For more than a decade, Villanova University had been ranked No. 1 by U.S. News & World Report in the Best Masters Universities-category, Northern Region, a ranking for schools which offer undergraduate and masters programs but few doctoral programs. U.S. News & World Report in 2016 also ranked Villanova as second for "Best Value Schools" and fourth for "Best Undergraduate Teaching" in the Best Masters Universities-category, Northern Region, and ranked the engineering school No.11 among all national undergraduate engineering programs whose highest degree is a masters.

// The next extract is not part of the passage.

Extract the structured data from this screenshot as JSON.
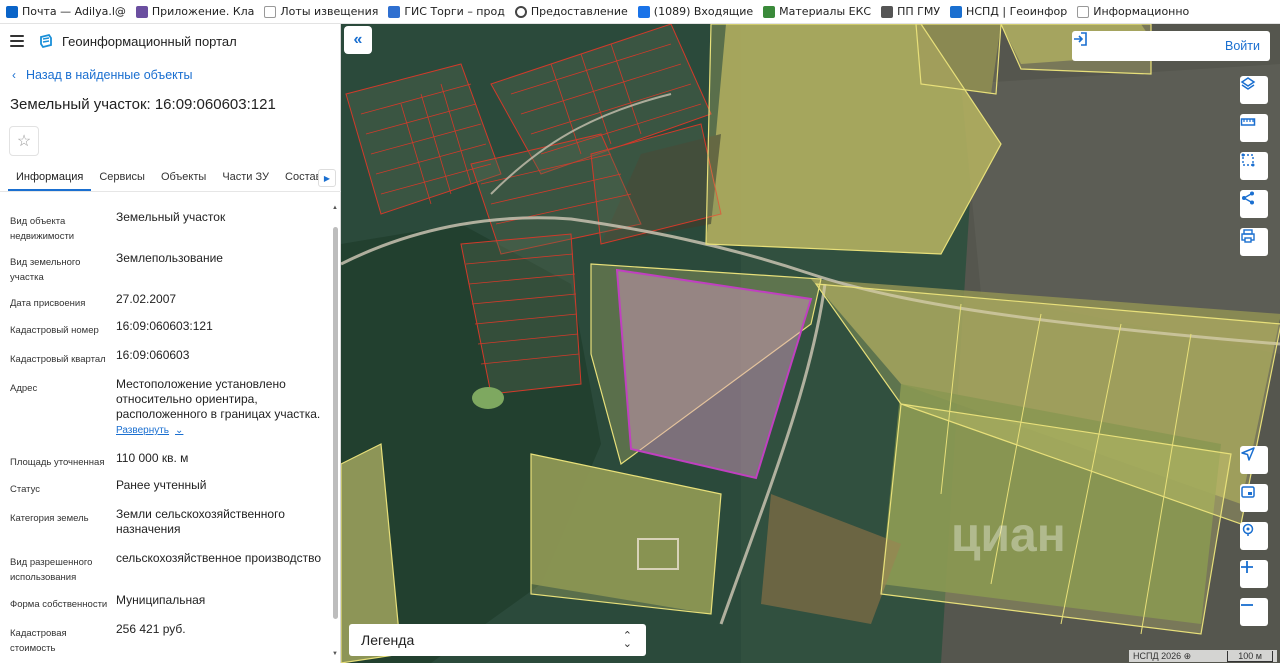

For 2027, U.S. News & World Report ranked Villanova as the 42nd best National University in the U.S. and the 63rd Best Value School.

The Villanova School of Business was ranked No. 1 in the U.S. in Bloomberg Businessweeks 2016 rankings of undergraduate business schools, but this led to controversy and challenge. As a result, Bloomberg no longer ranked undergraduate business schools after 2016. In 2007 Villanova was No. 29 in the Financial Times ranking of top executive MBA programs. However, Villanova remains unranked in U.S. News & World Report rankings of best business schools since 2023.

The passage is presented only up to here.